In this research, we present a prediction model that combines RP and ResNet architecture to optimize the accuracy of predicting AF. The model incorporates a wavelet filtering algorithm to minimize noise interference, ensuring robust prediction results. By leveraging the recursive relationship, we generate a two-dimensional graph and derive a set of quantitative indicators. Ultimately, these indicators are utilized by our proposed model for AF prediction. During evaluation, the proposed model achieved an outstanding accuracy of 97.0%, outperforming existing methods. This significant improvement underscores the benefits of integrating wavelet denoising and RP techniques in AF prediction. On our proprietary dataset, the model demonstrated strong performance, with a prediction precision, recall rate, F1 score, accuracy, and AUC of 90.5%, 89.1%, 89.8%, 93.4%, and 96%, respectively. These results underscore the practical utility of our approach.

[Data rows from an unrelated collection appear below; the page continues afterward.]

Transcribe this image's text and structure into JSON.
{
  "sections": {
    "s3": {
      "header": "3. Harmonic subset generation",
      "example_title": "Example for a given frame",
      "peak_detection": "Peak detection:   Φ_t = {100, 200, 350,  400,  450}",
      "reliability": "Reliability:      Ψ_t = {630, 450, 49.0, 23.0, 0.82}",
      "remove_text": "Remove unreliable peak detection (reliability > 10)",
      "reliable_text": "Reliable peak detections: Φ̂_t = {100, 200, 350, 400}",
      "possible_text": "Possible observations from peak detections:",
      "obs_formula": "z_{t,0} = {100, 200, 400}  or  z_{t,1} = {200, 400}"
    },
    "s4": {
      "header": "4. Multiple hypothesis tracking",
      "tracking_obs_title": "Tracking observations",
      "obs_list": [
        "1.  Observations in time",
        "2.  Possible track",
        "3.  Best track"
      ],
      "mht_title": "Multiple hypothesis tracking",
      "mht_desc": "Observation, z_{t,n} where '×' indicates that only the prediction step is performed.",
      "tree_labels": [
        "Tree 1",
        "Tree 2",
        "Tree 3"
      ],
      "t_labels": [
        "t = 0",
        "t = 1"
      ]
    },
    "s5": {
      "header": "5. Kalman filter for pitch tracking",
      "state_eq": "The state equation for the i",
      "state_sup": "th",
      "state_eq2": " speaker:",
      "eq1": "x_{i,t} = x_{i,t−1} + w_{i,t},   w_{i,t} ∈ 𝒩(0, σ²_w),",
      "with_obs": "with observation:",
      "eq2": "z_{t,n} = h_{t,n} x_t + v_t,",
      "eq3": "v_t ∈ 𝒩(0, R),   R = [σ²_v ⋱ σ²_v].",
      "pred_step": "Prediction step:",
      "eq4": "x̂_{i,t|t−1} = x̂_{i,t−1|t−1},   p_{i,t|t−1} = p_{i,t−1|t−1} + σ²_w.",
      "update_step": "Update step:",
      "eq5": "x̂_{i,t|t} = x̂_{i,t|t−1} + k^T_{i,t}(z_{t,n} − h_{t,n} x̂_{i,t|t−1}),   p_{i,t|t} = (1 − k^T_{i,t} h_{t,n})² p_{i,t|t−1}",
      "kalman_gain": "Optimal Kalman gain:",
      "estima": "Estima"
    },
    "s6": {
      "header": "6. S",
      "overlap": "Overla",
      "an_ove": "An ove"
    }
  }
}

For future work, there are several avenues for future research. One possibility is to examine a wider range of abnormal slices to enhance the model’s ability to generalize. Additionally, expanding the dataset through more extensive patient studies can further enrich the model’s predictive capabilities. Another promising direction is to integrate the AF prediction model into intelligent wearable devices for real-time monitoring and early warning systems, potentially revolutionizing AF management and treatment.

Author Contributions

Methodology, H.Z.; Investigation, N.J.; Data curation, S.X.; Writing—original draft, H.Z.; Supervision, J.T. All authors have read and agreed to the published version of the manuscript.

Funding

This research was supported by Zhejiang Provincial Natural Science Foundation of China (LQ22F010006); Basic Public Welfare Research Project of Zhejiang Province (LGF20H150006); National Natural Science Foundation of China (No. 81971688); Medical and Public Health Projects in Zhejiang Province (No. 2020386297); Science Foundation of Zhejiang Sci-Tech University (ZSTU) (20032311-Y).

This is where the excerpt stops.